“None can beat the Kingdom sweet for Horse or Hound or Man”
These lines come from a 50 year-old ballad written to commemorate Kerry’s football victory over Roscommon. And, indeed, down through the last century there have been no shortage of famous Kerry sports personalities. However, when it comes to horses and hounds, their victories haven’t been as well recorded
This is the story of one such victory, of a greyhound who bought fame and fortune to Thado Leary, a Killarney publican and sportsman. Thado was well-known in sporting circles as the owner of many good dogs and as a co-founder of the Killarney Race Course
Around 1928, he approached Moss Lawlor, a friend and fellow breeder of greyhounds, for the use of a dog to service his bitch, Clicker Lass, Moss gave him the service of his best best dog, The Loafer. The fee agreed was that Moss Lawlor would get the pick of whatever litter ensued
Thado’s son, Con O’Leary, takes up the story, “Just after the litter was born, Moss Lawlor was on his way to Kenmare from Tralee and called in to see both my father and the litter. He chose the pup that was eventually to be called Kilbrean Boy. Later on that night, he called back to pick the pup.
Thado already had the pup in a box and put him into the boot of Moss Lawlor’s car. Moss drove home that night and put the pup into the shed. The next morning when he came out to feed him, he saw the dog and thought that for some reason reason he looked different to the ones he had chosen. He laughed and cursed himself for having one too many with his friend in Killarney.
After winning many local stakes, Kilbrean Boy was sent to Wimbledon to be trained by Sydney Orton. Sydney, regarded as one of the all time greats among greyhound trainers and celebrated for the training of the legendary Mick The Miller, brought Kilbrean Boy to the winning of the West Ham Cup and Wimbledon Plate.
In 1930, Orton had the fortune to have trained three dogs who reached the final of the first ever Wimbledon ‘Laurels’ race. This was the richest prize to that date and,as the sports historian, Finbarr Slattery suggests, maybe the richest ever. The owner of the winning dog would receive £1,232 and a gold trophy worth £100.
This amounts to approximately a quarter of a million pounds in today’s terms. However, Orton, the dog’s own trainer, doubted Kilbrean Boy’s chances of scooping any prize. Before the race, he reported to Thado Leary that, of the three dogs that he had in training for “Laurels”, Kilbrean Boy always came last.
Con: “The story that my mother related to me was that Thado disregarded his advice and went to London. Before he left and because the dog was at such long odds, he promised the locals and his greyhound cronies that he would put up timber barrels of Guinness as a victory celebration after the race.
“Since we had no telephone at the time, the arrangement was that he would phone the result of the Sewells, a pharmacy on the street corner opposite us. Crowds began to gather outside of the doors of both the pub and the pharmacy that evening waiting for a result. Some smart guy got access to another telephone in town and phone Sewells pharmacy.
Pretending he was from London, he said the dog had won and to give out the Guinness. And by the time my father phoned after the race with the real news, they already had drank the first barrel.”

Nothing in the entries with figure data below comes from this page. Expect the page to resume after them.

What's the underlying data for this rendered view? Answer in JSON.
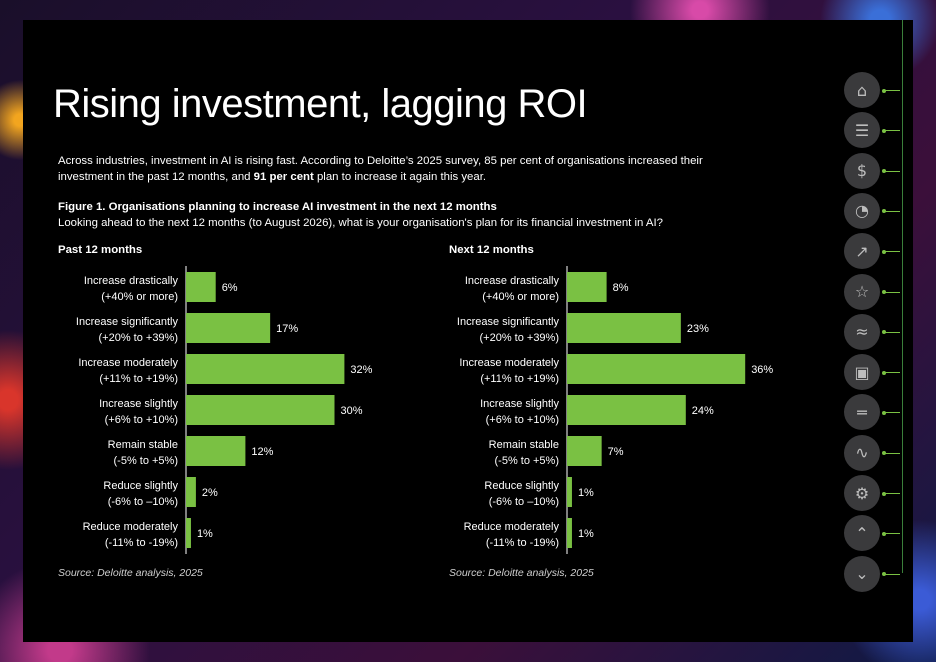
{
  "page": {
    "title": "Rising investment, lagging ROI",
    "intro_part1": "Across industries, investment in AI is rising fast. According to Deloitte’s 2025 survey, 85 per cent of organisations increased their investment in the past 12 months, and ",
    "intro_bold": "91 per cent",
    "intro_part2": " plan to increase it again this year.",
    "figure_title": "Figure 1. Organisations planning to increase AI investment in the next 12 months",
    "figure_question": "Looking ahead to the next 12 months (to August 2026), what is your organisation's plan for its financial investment in AI?"
  },
  "nav": {
    "icons": [
      "home-icon",
      "list-icon",
      "money-bag-icon",
      "pie-chart-icon",
      "growth-chart-icon",
      "trophy-icon",
      "handshake-icon",
      "robot-icon",
      "ruler-icon",
      "network-icon",
      "gear-icon",
      "arrow-up-icon",
      "arrow-down-icon"
    ],
    "accent": "#7ac143"
  },
  "chart_data": [
    {
      "type": "bar",
      "orientation": "horizontal",
      "title": "Past 12 months",
      "categories": [
        [
          "Increase drastically",
          "(+40% or more)"
        ],
        [
          "Increase significantly",
          "(+20% to +39%)"
        ],
        [
          "Increase moderately",
          "(+11% to +19%)"
        ],
        [
          "Increase slightly",
          "(+6% to +10%)"
        ],
        [
          "Remain stable",
          "(-5% to +5%)"
        ],
        [
          "Reduce slightly",
          "(-6% to –10%)"
        ],
        [
          "Reduce moderately",
          "(-11% to -19%)"
        ]
      ],
      "values": [
        6,
        17,
        32,
        30,
        12,
        2,
        1
      ],
      "value_labels": [
        "6%",
        "17%",
        "32%",
        "30%",
        "12%",
        "2%",
        "1%"
      ],
      "unit": "%",
      "source": "Source: Deloitte analysis, 2025",
      "bar_color": "#7ac143"
    },
    {
      "type": "bar",
      "orientation": "horizontal",
      "title": "Next 12 months",
      "categories": [
        [
          "Increase drastically",
          "(+40% or more)"
        ],
        [
          "Increase significantly",
          "(+20% to +39%)"
        ],
        [
          "Increase moderately",
          "(+11% to +19%)"
        ],
        [
          "Increase slightly",
          "(+6% to +10%)"
        ],
        [
          "Remain stable",
          "(-5% to +5%)"
        ],
        [
          "Reduce slightly",
          "(-6% to –10%)"
        ],
        [
          "Reduce moderately",
          "(-11% to -19%)"
        ]
      ],
      "values": [
        8,
        23,
        36,
        24,
        7,
        1,
        1
      ],
      "value_labels": [
        "8%",
        "23%",
        "36%",
        "24%",
        "7%",
        "1%",
        "1%"
      ],
      "unit": "%",
      "source": "Source: Deloitte analysis, 2025",
      "bar_color": "#7ac143"
    }
  ]
}
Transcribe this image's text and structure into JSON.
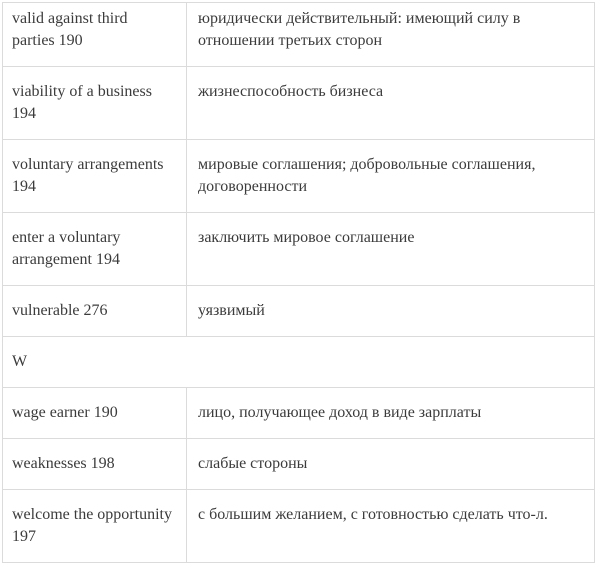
{
  "colors": {
    "background": "#ffffff",
    "border": "#dbdbdb",
    "text": "#3b3b3b"
  },
  "glossary": {
    "rows": [
      {
        "term": "valid against third parties 190",
        "translation": "юридически действительный: имеющий силу в отношении третьих сторон"
      },
      {
        "term": "viability of a business 194",
        "translation": "жизнеспособность бизнеса"
      },
      {
        "term": "voluntary arrangements 194",
        "translation": "мировые соглашения; добровольные соглашения, договоренности"
      },
      {
        "term": "enter a voluntary arrangement 194",
        "translation": "заключить мировое соглашение"
      },
      {
        "term": "vulnerable 276",
        "translation": "уязвимый"
      },
      {
        "section_letter": "W"
      },
      {
        "term": "wage earner 190",
        "translation": "лицо, получающее доход в виде зарплаты"
      },
      {
        "term": "weaknesses 198",
        "translation": "слабые стороны"
      },
      {
        "term": "welcome the opportunity 197",
        "translation": "с большим желанием, с готовностью сделать что-л."
      }
    ]
  }
}
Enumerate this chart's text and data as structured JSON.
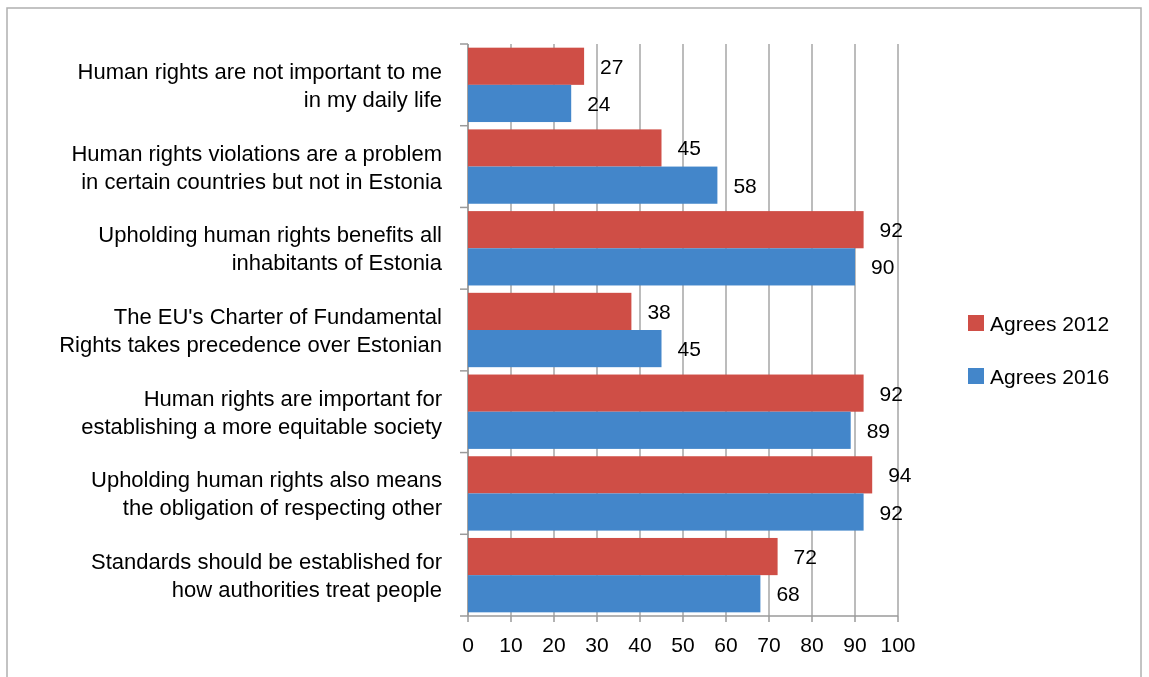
{
  "chart_data": {
    "type": "bar",
    "orientation": "horizontal",
    "categories": [
      "Human rights are not important to me\nin my daily life",
      "Human rights violations are a problem\nin certain countries but not in Estonia",
      "Upholding human rights benefits all\ninhabitants of Estonia",
      "The EU's Charter of Fundamental\nRights takes precedence over Estonian",
      "Human rights are important for\nestablishing a more equitable society",
      "Upholding human rights also means\nthe obligation of respecting other",
      "Standards should be established for\nhow authorities treat people"
    ],
    "series": [
      {
        "name": "Agrees 2012",
        "color": "#cf4e46",
        "values": [
          27,
          45,
          92,
          38,
          92,
          94,
          72
        ]
      },
      {
        "name": "Agrees 2016",
        "color": "#4386ca",
        "values": [
          24,
          58,
          90,
          45,
          89,
          92,
          68
        ]
      }
    ],
    "xlim": [
      0,
      100
    ],
    "xticks": [
      0,
      10,
      20,
      30,
      40,
      50,
      60,
      70,
      80,
      90,
      100
    ],
    "grid": "x",
    "legend": "right",
    "data_labels": true
  }
}
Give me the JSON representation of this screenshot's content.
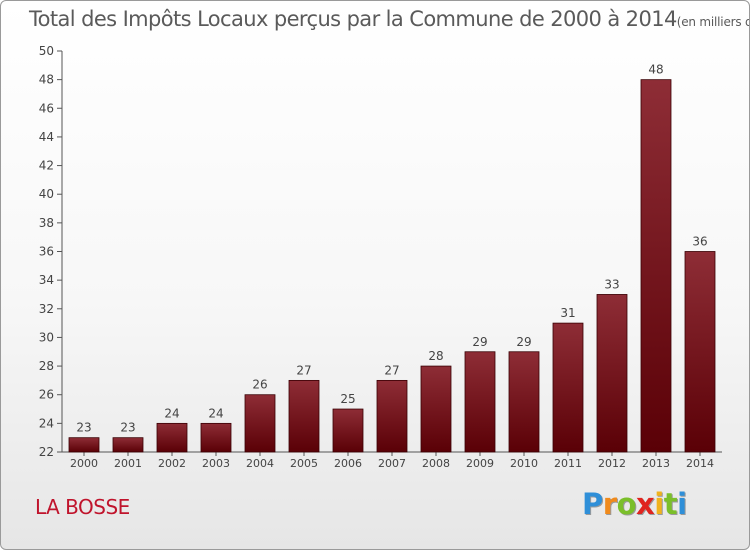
{
  "chart_data": {
    "type": "bar",
    "title": "Total des Impôts Locaux perçus par la Commune de 2000 à 2014",
    "unit_note": "(en milliers d'€)",
    "categories": [
      "2000",
      "2001",
      "2002",
      "2003",
      "2004",
      "2005",
      "2006",
      "2007",
      "2008",
      "2009",
      "2010",
      "2011",
      "2012",
      "2013",
      "2014"
    ],
    "values": [
      23,
      23,
      24,
      24,
      26,
      27,
      25,
      27,
      28,
      29,
      29,
      31,
      33,
      48,
      36
    ],
    "ylim": [
      22,
      50
    ],
    "yticks": [
      22,
      24,
      26,
      28,
      30,
      32,
      34,
      36,
      38,
      40,
      42,
      44,
      46,
      48,
      50
    ],
    "grid": false,
    "bar_color": "#7a1018",
    "bar_color_dark": "#5a0006",
    "bar_color_light": "#8e2d36"
  },
  "footer": {
    "commune": "LA BOSSE",
    "logo_letters": [
      "P",
      "r",
      "o",
      "x",
      "i",
      "t",
      "i"
    ],
    "logo_colors": [
      "#2f8fd8",
      "#f08a1c",
      "#7bbf2a",
      "#e0241f",
      "#f0b21c",
      "#7bbf2a",
      "#2f8fd8"
    ]
  }
}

The victory should be viewed in the spirit of the time. The country was then only eight years independent and it was a huge achievement for an Irish dog to go over to London and win against the best of the British dogs.
Sydney Orton in his interview with The News of the World newspaper, told how to his surpise Kilbrean boy shot out of the traps first and increased his lead to win the race by six lengths. He said, “I had the three winning dogs in the race. They swept the board clean, taking £2,000 in prizes between them, I stood there propping up the stand, unable to fully realise it.
It was one of the biggest days of my life, and the thrill so great as to almost paralysing.”
Unfortunately for the great trainer his dogs finished in the wrong order. “If Clandown Sweep had won,” he said, “I was on £500. If Toftwood Misery had, I was on £600. If my other dog, Kilbrean Boy, won, as he did, I was on exactly nothing!”
Thado Leary, however, followed his luck and £50 on the Boy who was ‘out with the wash-rags’, as they said, at 10-to-1. “The Kerryman newspaper said that on his return they shouldered Thado through the town, lit bonfires and celebrated till early hours of the morning.”
many years later, Con O’Leary took over the family business after his father’s death. To mark his father’s great achievement, he changed the name of the pub to “The Laurels”.
Con recalls that in 1980 he got a letter from the chairman of Wimbledon Stadium asking if he would consider selling back the trophy. Con, however, had no intention of letting such an heirloom out of the family. Shortly after, he spoke to a man called Kennedy who happened to in the bar one day.
The man looked behind the counter and saw the golden trophy and asked if it was the English ‘Laurels’ to which Con replied that it was. On a closer look he realised that it was the first trophy. “Two years ago,” he said, “I was at a reception in Wimbledon Stadium and they had 49 ‘Laurels’ trophies on display and the only one that was missing was the first one.”